The question has been raised as to whether an employer can require employees to take holidays as a result of the reduced company business activity.
The specific regulations issued in the context of the current pandemic have initially given no answer to this question, so the general rules in the CT will apply.
As a rule, holidays are scheduled by agreement between the employer and employee. In the absence of an agreement, the employer may unilaterally schedule holidays, but must do so in the period between 1 May and 31 October (unless an applicable Collective Bargaining Agreement or the opinion of consulted workers’ representatives permits a different period).
Regarding tourism-related activities and in the absence of an agreement, employers are required to schedule 25% of the holiday period to which employees are entitled (or a higher percentage if resulting from a Collective Bargaining Agreement) between 1 May and 31 October, which is taken consecutively.
- Lay-off (Salary reductions).
A simplified lay-off scheme was introduced allowing for employers that are facing sharp business reduction or temporary business closure resulting from the pandemic outbreak to proceed to:
- reduction of the workforce normal working hours, or
- suspension of employment contracts and to access public financial support.
Employers may resort to the above measures when under business crisis resulting from:
- Full or partial business halt, resulting from a global supply chain interruption;
- Full or partial business halt caused by suspension or cancellation of orders or bookings (where the use of the company or premises production or occupation capacity is reduced by more than 40%);
- Abrupt and significant fall of at least 40% in the company turnover (in the previous 30 days prior).
The assistance takes the form of co-payment by social security of the compensation payable to the employee, calculated on the following basis:
In the event of the contract being suspended, the employee receives compensation equivalent to 2/3 of salary or, if higher, to the minimum guaranteed salary of EUR 635, up to the maximum limit of EUR 1905), 70% of which is paid by social security and 30% by the employer;
In the event of reduced working time, the employee is paid proportionally for the hours worked, and is only entitled to additional compensation to the extent required, together with this payment, to make up to 2/3 of the amount earned in consideration of the work performed (subject to a minimum of EUR 635 and a maximum of EUR 1905). When it exists, the compensation is shared between social security and the employer at the respective ratio of 70% and 30%.

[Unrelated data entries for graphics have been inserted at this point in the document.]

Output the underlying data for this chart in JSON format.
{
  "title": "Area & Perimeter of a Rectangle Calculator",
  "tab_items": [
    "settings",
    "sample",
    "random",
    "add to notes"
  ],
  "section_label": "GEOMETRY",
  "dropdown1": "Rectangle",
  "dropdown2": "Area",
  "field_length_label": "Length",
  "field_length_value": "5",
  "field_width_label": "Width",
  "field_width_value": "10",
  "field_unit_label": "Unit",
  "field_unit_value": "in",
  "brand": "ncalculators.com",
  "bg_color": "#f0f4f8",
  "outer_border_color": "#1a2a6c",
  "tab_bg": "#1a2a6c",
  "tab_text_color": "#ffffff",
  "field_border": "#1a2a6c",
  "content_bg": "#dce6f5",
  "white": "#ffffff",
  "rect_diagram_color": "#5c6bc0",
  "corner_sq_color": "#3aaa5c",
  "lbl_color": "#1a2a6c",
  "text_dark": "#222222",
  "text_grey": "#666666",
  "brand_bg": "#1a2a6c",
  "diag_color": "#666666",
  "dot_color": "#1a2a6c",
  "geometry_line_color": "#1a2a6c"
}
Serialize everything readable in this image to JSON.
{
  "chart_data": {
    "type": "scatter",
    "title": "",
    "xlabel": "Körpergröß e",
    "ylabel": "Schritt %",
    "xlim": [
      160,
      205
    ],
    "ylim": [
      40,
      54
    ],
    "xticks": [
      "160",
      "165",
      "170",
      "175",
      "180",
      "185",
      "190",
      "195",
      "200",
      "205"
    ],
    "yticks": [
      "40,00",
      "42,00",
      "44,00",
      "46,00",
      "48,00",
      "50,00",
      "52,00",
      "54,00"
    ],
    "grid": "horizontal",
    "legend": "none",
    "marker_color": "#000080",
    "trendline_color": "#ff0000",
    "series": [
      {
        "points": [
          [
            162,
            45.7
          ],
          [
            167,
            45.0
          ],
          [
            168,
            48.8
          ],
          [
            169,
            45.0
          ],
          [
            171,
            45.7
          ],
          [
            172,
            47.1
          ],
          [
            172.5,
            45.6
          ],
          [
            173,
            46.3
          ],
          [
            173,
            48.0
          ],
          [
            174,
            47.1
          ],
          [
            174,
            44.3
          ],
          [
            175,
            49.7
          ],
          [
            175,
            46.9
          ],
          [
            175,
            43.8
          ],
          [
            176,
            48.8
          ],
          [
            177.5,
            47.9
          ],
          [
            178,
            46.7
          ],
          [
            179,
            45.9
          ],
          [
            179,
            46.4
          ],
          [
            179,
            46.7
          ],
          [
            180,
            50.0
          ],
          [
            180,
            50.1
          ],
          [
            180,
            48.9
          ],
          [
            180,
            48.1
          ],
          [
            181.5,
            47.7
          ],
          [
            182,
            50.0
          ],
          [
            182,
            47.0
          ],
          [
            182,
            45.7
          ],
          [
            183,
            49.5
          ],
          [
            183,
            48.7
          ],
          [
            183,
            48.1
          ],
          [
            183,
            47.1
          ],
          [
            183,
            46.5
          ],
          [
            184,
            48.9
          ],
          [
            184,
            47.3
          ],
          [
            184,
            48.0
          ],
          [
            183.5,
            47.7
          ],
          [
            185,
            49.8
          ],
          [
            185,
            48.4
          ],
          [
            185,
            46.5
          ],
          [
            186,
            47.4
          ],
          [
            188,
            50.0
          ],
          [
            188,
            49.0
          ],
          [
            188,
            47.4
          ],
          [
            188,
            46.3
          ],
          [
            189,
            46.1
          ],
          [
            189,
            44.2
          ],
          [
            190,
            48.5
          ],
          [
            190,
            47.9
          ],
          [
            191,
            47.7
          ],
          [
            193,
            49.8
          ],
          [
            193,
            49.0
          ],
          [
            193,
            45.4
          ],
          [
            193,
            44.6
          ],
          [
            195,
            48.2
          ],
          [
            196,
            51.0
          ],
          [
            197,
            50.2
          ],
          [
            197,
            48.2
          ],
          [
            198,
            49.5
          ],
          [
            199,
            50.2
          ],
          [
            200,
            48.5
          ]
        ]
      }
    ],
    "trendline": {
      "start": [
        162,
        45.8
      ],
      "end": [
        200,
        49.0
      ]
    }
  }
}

If the applicable measure is combined with a training plan supported by the IEFP, an IEFP-funded grant is added, of EUR 131.64 per employee, to be shared equally between the employee and the employer.
Employers may only benefit from assistance when their contributions and tax payments are up-to-date and in compliance with Social Security and the Tax and Customs Authority. For this purpose, and until 30 April 2020, debts created in March 2020 are not included.
Employers that benefit from the emergency simplified lay-off assistance cannot proceed with employee redundancy measures for the duration of the lay-off and during a 60-days period following the end of the lay-off measure.
- Facility closure.
Employers whose facilities were subject to mandatory closure due to the pandemic outbreak were allowed to resort to the emergency simplified lay-off assistance. Once the deconfinement measured determined that re-opening was allowed, employers needing to prolong lay-off assistance were required, as a pre-condition (subject to the material grounds to continue resorting to the measure, e.g. abrupt turnover fall) to effectively open within 8 days following the end of the mandatory closing measure.